Fallout from the attack on Parliament, includes the discovery that fire safety was inadequate, and nobody spotted the alleged arsonist on the bank of CCTV monitors that form a silent guard when the precinct is empty.
A woman News24 interviewed, who said she knew Mafe from the charity they both fetched food from, called him a quiet man who spent his time writing in hard-backed black and red schoolbooks on the benches in Gardens.
However, she did not find anything out of the ordinary about him. The two would talk in broad strokes about what led to them falling on hard times, but for the most part, would sit in contemplative silence.
After his arrest, he was offered free legal representation by the top team of Luvuyo Godla, Dali Mpofu SC and Nikiwe Nyathi. So far, they have bagged a judgment clarifying the processes required to have a person admitted for psychiatric observation, which should benefit others facing referral in the future.
The State wants to send him for observation again but wants to do it properly this time.
At the last sitting, the defence said that Mafe was open to it but would not set foot in Valkenberg again.
At this appearance, Mafe started shouting that nobody should mention the name Valkenberg and was rushed back downstairs as he became increasingly agitated.
The pre-trial judge, Nathan Erasmus, said that by the time they return on Friday, the defence and the State should have finalised which facility he will go to, and even whether he is allowed to go to a facility in another province, or a private clinic.
The court heard that the waiting list for these assessments is extremely long, and he would be number 113 in a referral system that observes only 10 people a month.
This could impact how long it will take for his trial to start. It is estimated that it would only start in 2024 if he does not jump the queue, pushing someone else out of their place.
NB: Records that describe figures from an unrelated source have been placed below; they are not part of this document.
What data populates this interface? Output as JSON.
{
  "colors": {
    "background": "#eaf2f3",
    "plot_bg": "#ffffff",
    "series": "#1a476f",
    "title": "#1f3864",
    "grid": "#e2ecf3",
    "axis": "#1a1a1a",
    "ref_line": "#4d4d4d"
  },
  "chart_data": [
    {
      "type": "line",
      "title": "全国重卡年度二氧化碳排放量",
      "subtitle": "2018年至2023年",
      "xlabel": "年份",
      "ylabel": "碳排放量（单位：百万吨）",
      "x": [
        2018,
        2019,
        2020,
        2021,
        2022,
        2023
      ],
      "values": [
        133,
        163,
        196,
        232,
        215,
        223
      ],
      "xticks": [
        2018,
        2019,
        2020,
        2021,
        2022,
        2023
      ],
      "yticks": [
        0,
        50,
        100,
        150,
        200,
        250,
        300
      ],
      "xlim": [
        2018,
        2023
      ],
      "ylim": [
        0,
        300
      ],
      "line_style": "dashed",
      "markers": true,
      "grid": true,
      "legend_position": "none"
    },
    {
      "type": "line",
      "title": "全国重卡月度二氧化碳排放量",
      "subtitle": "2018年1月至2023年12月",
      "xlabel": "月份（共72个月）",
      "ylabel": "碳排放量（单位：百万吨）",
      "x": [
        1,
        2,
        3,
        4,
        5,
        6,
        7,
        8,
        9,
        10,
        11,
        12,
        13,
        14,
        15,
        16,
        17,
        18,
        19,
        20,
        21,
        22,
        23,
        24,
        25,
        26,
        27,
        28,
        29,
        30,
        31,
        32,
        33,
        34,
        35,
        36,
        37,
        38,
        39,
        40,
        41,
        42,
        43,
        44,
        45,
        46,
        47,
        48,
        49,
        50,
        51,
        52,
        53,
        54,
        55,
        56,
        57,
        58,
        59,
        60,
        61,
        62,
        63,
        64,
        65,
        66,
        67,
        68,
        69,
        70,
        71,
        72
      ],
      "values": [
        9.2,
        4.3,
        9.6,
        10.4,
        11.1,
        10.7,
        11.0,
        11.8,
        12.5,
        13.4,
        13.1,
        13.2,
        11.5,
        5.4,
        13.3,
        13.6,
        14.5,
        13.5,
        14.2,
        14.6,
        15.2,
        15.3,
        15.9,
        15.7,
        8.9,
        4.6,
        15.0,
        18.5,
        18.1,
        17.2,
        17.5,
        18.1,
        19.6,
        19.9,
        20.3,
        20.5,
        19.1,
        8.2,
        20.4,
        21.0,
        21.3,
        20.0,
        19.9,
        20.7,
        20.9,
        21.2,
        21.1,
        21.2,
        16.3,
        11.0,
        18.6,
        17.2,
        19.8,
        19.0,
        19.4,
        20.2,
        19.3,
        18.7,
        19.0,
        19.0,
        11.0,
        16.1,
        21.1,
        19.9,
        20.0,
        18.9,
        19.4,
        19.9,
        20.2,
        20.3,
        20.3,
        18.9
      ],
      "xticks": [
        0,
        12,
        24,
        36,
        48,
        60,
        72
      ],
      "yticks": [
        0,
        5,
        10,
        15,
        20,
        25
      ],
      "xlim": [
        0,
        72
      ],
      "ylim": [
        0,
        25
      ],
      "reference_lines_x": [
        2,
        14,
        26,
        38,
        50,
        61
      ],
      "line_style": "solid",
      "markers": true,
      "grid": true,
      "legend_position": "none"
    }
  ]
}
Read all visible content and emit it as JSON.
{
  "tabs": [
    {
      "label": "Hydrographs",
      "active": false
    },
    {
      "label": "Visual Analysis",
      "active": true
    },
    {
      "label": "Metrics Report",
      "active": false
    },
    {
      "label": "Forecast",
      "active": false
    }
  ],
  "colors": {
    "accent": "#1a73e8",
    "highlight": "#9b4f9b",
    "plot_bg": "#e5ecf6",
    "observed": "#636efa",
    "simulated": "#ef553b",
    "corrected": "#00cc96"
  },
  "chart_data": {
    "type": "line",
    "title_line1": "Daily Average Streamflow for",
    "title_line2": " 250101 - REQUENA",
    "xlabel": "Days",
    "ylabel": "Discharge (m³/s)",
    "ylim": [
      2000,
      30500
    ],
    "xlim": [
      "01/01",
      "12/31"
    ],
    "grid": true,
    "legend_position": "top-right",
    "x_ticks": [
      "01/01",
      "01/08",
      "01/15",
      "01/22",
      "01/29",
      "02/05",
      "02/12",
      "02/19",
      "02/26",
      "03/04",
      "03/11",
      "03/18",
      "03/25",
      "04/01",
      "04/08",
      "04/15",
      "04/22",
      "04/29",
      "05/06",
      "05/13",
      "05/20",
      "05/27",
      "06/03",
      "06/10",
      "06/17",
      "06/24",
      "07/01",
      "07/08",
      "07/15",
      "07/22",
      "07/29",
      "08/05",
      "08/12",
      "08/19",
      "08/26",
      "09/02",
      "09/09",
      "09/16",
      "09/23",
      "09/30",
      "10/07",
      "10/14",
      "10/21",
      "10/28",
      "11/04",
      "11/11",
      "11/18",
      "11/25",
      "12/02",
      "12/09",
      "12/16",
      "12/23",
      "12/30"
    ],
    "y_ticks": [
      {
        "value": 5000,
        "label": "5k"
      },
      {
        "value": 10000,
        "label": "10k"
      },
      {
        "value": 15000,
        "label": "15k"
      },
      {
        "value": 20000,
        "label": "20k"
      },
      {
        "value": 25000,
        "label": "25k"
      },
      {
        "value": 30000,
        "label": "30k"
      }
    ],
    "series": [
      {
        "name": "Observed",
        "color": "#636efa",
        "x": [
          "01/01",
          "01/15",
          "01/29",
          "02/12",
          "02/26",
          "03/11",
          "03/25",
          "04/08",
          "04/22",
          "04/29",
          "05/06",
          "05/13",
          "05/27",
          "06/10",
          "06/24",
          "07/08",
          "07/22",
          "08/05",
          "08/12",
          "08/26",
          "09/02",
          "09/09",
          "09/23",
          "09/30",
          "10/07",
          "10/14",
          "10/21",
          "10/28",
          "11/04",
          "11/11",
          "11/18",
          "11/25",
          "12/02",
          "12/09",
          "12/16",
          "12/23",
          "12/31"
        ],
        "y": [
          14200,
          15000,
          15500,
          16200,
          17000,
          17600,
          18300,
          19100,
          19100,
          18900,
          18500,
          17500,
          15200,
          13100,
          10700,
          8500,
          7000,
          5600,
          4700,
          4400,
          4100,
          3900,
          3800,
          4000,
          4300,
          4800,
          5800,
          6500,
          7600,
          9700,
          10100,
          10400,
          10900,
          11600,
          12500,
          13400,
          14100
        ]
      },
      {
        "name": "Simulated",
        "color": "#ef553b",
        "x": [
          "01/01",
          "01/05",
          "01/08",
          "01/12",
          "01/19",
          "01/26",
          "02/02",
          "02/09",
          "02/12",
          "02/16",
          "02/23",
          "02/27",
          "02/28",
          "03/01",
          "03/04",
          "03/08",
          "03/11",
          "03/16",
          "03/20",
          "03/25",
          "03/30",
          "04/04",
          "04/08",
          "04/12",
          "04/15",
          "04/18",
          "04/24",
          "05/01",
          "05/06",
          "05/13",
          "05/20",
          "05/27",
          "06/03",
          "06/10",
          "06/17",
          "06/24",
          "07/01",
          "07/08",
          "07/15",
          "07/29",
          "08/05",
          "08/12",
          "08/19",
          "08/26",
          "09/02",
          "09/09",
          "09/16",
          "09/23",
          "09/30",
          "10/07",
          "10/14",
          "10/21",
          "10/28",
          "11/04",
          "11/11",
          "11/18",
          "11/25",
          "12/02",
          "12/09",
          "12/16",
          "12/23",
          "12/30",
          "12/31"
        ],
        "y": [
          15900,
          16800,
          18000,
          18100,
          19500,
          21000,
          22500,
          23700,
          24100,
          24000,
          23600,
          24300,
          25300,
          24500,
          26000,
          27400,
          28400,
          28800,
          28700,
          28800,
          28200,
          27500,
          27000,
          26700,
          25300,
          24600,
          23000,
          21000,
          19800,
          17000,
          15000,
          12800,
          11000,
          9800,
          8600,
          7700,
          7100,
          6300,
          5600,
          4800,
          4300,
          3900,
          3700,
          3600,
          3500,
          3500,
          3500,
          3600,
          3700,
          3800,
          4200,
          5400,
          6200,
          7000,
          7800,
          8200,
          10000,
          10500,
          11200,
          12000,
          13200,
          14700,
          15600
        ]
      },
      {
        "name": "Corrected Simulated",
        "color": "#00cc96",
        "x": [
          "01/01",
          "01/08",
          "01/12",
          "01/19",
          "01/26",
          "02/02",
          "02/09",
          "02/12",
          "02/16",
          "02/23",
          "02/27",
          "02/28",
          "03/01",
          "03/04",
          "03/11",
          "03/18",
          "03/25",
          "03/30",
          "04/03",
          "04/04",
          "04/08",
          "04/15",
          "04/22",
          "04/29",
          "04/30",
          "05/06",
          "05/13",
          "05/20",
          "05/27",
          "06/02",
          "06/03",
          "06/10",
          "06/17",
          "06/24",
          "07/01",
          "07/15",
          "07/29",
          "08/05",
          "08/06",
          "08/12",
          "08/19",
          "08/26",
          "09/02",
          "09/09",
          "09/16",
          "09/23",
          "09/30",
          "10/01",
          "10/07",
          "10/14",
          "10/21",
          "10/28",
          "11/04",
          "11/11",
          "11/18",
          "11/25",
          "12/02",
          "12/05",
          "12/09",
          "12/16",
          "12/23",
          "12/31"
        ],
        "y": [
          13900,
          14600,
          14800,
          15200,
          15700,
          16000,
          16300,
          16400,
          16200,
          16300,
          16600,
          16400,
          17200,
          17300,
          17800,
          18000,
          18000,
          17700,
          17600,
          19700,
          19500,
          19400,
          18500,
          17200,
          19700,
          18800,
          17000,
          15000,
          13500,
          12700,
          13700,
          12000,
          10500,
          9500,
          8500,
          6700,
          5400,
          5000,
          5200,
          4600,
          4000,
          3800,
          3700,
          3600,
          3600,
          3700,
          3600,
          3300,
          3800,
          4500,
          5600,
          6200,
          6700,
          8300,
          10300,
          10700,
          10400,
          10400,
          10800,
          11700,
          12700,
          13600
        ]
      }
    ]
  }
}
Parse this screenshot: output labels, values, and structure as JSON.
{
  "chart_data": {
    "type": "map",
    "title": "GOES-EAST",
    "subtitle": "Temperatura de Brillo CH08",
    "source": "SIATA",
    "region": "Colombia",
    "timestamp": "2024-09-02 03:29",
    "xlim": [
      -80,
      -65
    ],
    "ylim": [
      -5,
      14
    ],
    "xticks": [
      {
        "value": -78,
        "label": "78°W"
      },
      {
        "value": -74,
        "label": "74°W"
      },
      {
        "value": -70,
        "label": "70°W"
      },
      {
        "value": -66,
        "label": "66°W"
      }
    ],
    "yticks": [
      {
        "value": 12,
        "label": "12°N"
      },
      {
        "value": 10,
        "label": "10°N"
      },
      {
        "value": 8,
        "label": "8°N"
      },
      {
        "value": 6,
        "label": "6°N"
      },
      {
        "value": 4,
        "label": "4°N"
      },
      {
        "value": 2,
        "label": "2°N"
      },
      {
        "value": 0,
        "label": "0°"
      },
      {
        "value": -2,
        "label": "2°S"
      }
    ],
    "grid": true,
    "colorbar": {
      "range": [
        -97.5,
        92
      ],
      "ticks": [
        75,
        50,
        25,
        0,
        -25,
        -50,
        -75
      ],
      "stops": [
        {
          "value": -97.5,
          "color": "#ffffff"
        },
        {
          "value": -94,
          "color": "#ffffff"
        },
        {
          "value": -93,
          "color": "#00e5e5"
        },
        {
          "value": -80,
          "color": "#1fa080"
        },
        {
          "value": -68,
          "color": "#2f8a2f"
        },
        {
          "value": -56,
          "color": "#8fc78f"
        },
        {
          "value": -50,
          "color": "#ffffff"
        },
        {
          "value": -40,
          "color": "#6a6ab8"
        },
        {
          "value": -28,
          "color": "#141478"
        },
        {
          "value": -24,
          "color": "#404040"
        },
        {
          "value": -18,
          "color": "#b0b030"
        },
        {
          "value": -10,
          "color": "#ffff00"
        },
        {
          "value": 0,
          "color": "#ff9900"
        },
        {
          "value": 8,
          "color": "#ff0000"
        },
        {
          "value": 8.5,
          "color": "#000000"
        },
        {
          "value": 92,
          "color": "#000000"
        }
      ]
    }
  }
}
The judge also suggested an independent assessment, drawing on the treatment of the man who assassinated Prime Minister Hendrik Verwoerd in 1966 – Dimitri Tsafendas. He said that in that case, the apartheid government considered it inconceivable that anybody would want to murder Verwoerd, dubbed the “architect of apartheid”.
Erasmus said the public was told then that Tsafendas was mentally disturbed after his psychiatric assessment was done in secret, hence the sensitivity over Mafe’s referral.
Tsafendas stayed in Sterkfontein Hospital, a psychiatric facility in Krugersdorp, until his death from pneumonia, in 1999.